1 Compare Hom. Il. 2.698-702; Proclus in Epicorum Graecorum Fragmenta, ed. G. Kinkel, p. 19; Tzetzes, Scholiast on Lycophron 245; Tzetzes, Chiliades ii.759ff.; Tzetzes, Antehomerica 221ff.; Eustathius on Hom. Il. ii.701, p. 325, and on Od. xi.521, p. 1697; Paus. 4.2.5; Hyginus, Fab. 103; Dictys Cretensis ii.11. The common tradition, followed by Apollodorus, was that Protesilaus fell by the hand of Hector; but according to others, his slayer was Aeneas, or Achates, or Euphorbus. See Eustathius on Hom. Il. ii.701, p. 325, and on Od. xi.521, p. 1697; Tzetzes, Antehomerica 230ff. The Greeks had received an oracle that the first of their number to leap from the ships would be the first to perish. See Tzetzes, Scholiast on Lycophron 245; Hyginus, Fab. 113; Ovid, Her. xiii.93ff. Protesilaus was reckoned by Paus. 1.34.2 among the men who after death received divine honours from the Greeks. He was buried in the Thracian Chersonese, opposite the Troad, and was there worshipped as a god (Tzetzes, Scholiast on Lycophron 532). His grave at Elaeus, or Eleus, in the peninsula was enclosed in a sacred precinct, and his worshippers testified their devotion by dedicating to him many vessels of gold and silver and bronze, together with raiment and other offerings; but when Xerxes invaded Greece, these treasures were carried off by the Persians, who desecrated the holy ground by sowing it with corn and turning cattle loose on it to graze (Hdt. 9.116). Tall elms grew within the sacred precinct and overshadowed the grave; and it is said that the leaves of the trees that looked across the narrow sea to Troy, where Protesilaus perished, burgeoned early but soon faded and fell, like the hero himself, while the trees that looked away from Troy still kept their foliage fresh and fair. See Philostratus, Her. iii.1. Others said that when the elms had shot up so high that Troy could be seen from them away across the water, the topmost boughs immediately withered. See Quintus Smyrnaeus, Posthomerica vii.408ff.; Pliny, Nat. Hist. xvi.238.
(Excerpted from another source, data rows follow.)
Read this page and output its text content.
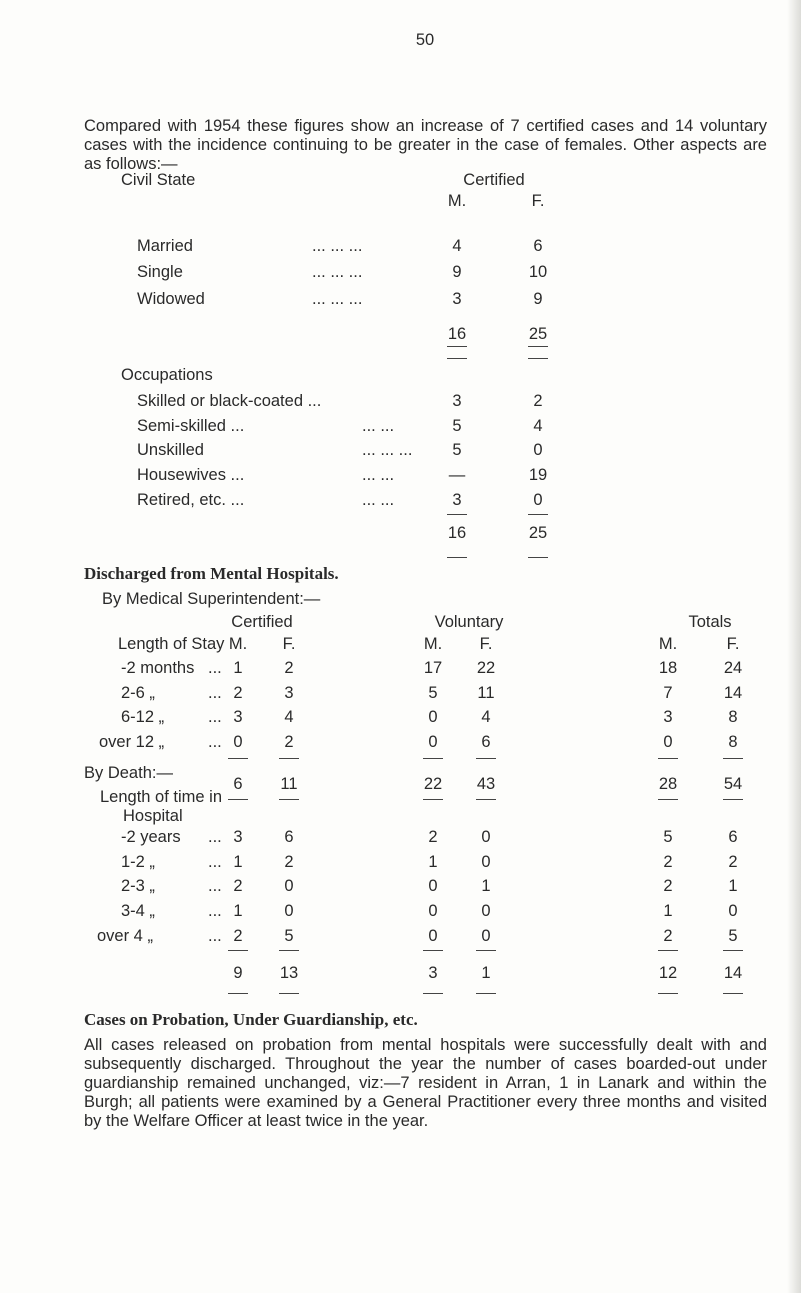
50
Compared with 1954 these figures show an increase of 7 certified cases and 14 voluntary cases with the incidence continuing to be greater in the case of females. Other aspects are as follows:—
Civil State	Certified
M.	F.
Married	... ... ...	4	6
Single	... ... ...	9	10
Widowed	... ... ...	3	9
16	25
Occupations
Skilled or black-coated ...	3	2
Semi-skilled ...	... ...	5	4
Unskilled	... ... ... 5	0
Housewives ...	... ...	—	19
Retired, etc. ...	... ...	3	0
16	25
Discharged from Mental Hospitals.
By Medical Superintendent:—
Certified	Voluntary	Totals
Length of Stay M. F.	M. F.	M.	F.
-2 months ... 1	2	17 22	18	24
2-6 „	... 2	3	5 11	7	14
6-12 „	... 3	4	0	4	3	8
over 12 „	... 0	2	0	6	0	8
6 11	22 43	28	54
By Death:—
Length of time in
Hospital
-2 years ... 3	6	2	0	5	6
1-2 „	... 1	2	1	0	2	2
2-3 „	... 2	0	0	1	2	1
3-4 „	... 1	0	0	0	1	0
over 4 „	... 2	5	0	0	2	5
9 13	3	1	12	14
Cases on Probation, Under Guardianship, etc.
All cases released on probation from mental hospitals were successfully dealt with and subsequently discharged. Throughout the year the number of cases boarded-out under guardianship remained unchanged, viz:—7 resident in Arran, 1 in Lanark and within the Burgh; all patients were examined by a General Practitioner every three months and visited by the Welfare Officer at least twice in the year.
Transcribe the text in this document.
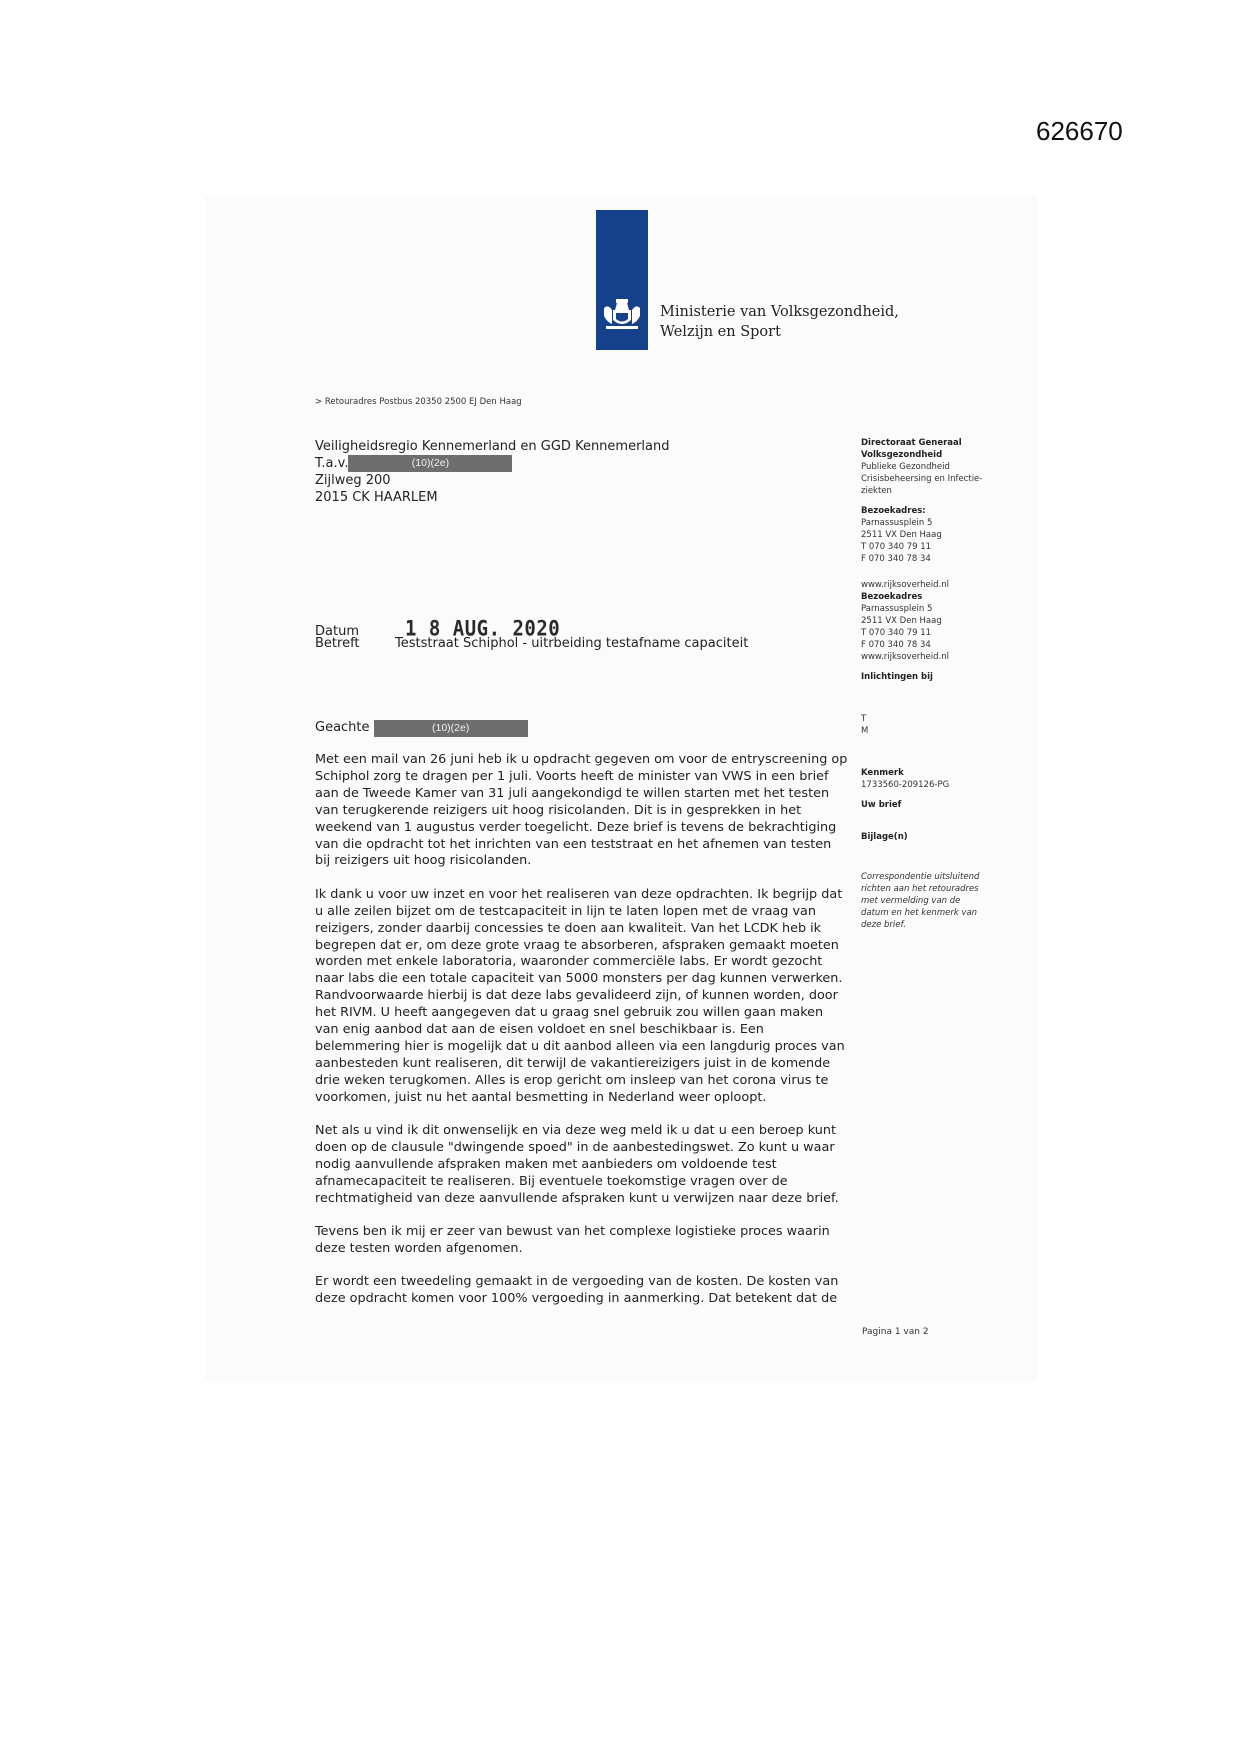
626670
Ministerie van Volksgezondheid,
Welzijn en Sport
> Retouradres Postbus 20350 2500 EJ Den Haag
Veiligheidsregio Kennemerland en GGD Kennemerland
T.a.v.	(10)(2e)
Zijlweg 200
2015 CK HAARLEM
Datum	1 8 AUG. 2020
Betreft	Teststraat Schiphol - uitrbeiding testafname capaciteit
Geachte	(10)(2e)

Met een mail van 26 juni heb ik u opdracht gegeven om voor de entryscreening op Schiphol zorg te dragen per 1 juli. Voorts heeft de minister van VWS in een brief aan de Tweede Kamer van 31 juli aangekondigd te willen starten met het testen van terugkerende reizigers uit hoog risicolanden. Dit is in gesprekken in het weekend van 1 augustus verder toegelicht. Deze brief is tevens de bekrachtiging van die opdracht tot het inrichten van een teststraat en het afnemen van testen bij reizigers uit hoog risicolanden.

Ik dank u voor uw inzet en voor het realiseren van deze opdrachten. Ik begrijp dat u alle zeilen bijzet om de testcapaciteit in lijn te laten lopen met de vraag van reizigers, zonder daarbij concessies te doen aan kwaliteit. Van het LCDK heb ik begrepen dat er, om deze grote vraag te absorberen, afspraken gemaakt moeten worden met enkele laboratoria, waaronder commerciële labs. Er wordt gezocht naar labs die een totale capaciteit van 5000 monsters per dag kunnen verwerken. Randvoorwaarde hierbij is dat deze labs gevalideerd zijn, of kunnen worden, door het RIVM. U heeft aangegeven dat u graag snel gebruik zou willen gaan maken van enig aanbod dat aan de eisen voldoet en snel beschikbaar is. Een belemmering hier is mogelijk dat u dit aanbod alleen via een langdurig proces van aanbesteden kunt realiseren, dit terwijl de vakantiereizigers juist in de komende drie weken terugkomen. Alles is erop gericht om insleep van het corona virus te voorkomen, juist nu het aantal besmetting in Nederland weer oploopt.

Net als u vind ik dit onwenselijk en via deze weg meld ik u dat u een beroep kunt doen op de clausule "dwingende spoed" in de aanbestedingswet. Zo kunt u waar nodig aanvullende afspraken maken met aanbieders om voldoende test afnamecapaciteit te realiseren. Bij eventuele toekomstige vragen over de rechtmatigheid van deze aanvullende afspraken kunt u verwijzen naar deze brief.

Tevens ben ik mij er zeer van bewust van het complexe logistieke proces waarin deze testen worden afgenomen.

Er wordt een tweedeling gemaakt in de vergoeding van de kosten. De kosten van deze opdracht komen voor 100% vergoeding in aanmerking. Dat betekent dat de

Directoraat Generaal
Volksgezondheid
Publieke Gezondheid
Crisisbeheersing en Infectie-
ziekten
Bezoekadres:
Parnassusplein 5
2511 VX Den Haag
T 070 340 79 11
F 070 340 78 34
www.rijksoverheid.nl
Bezoekadres
Parnassusplein 5
2511 VX Den Haag
T 070 340 79 11
F 070 340 78 34
www.rijksoverheid.nl
Inlichtingen bij
T
M
Kenmerk
1733560-209126-PG
Uw brief
Bijlage(n)
Correspondentie uitsluitend
richten aan het retouradres
met vermelding van de
datum en het kenmerk van
deze brief.
Pagina 1 van 2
2 According to the author of the epic Cypria the name of Protesilaus's wife was Polydora, daughter of Meleager (Paus. 4.2.7). Later writers, like Apollodorus, called her Laodamia. As to her tragic tale, see Lucian, Dial. Mort. xxiii. (who does not name her); Eustathius on Hom. Il. ii.701, p. 325; Scholiast on Aristides, vol. iii. pp. 671ff., ed. Dindorf; Tzetzes, Chiliades ii.763ff.; Prop. i.19.7-10; Hyginus, Fab. 103, 104; Ovid, Her. xiii; Serv. Verg. A. 6.447; Scriptores rerum mythicarum Latini, ed. Bode, i. pp. 51, 147 (First Vatican Mythographer 158; Second Vatican Mythographer 215). According to Hyginus, Fab. 103, Laodamia had prayed that Protesilaus might be restored to her for only three hours; her prayer was granted, but she could not bear the grief of parting with him, and died in his arms (Servius, l.c.). A rationalistic version of the story ran that Laodamia had made a waxen image of her dead husband and secretly embraced it, till her father ordered it to be burned, when she threw herself into the fire and perished with the image (Hyginus, Fab. 104). According to Ovid, Laodamia made the waxen image of her absent lord and fondled it even in his lifetime. Her sad story was the theme of a tragedy of Euripides (TGF (Nauck 2nd ed.), pp. 563ff.), as it is of a well-known poem of Wordsworth (Laodameia).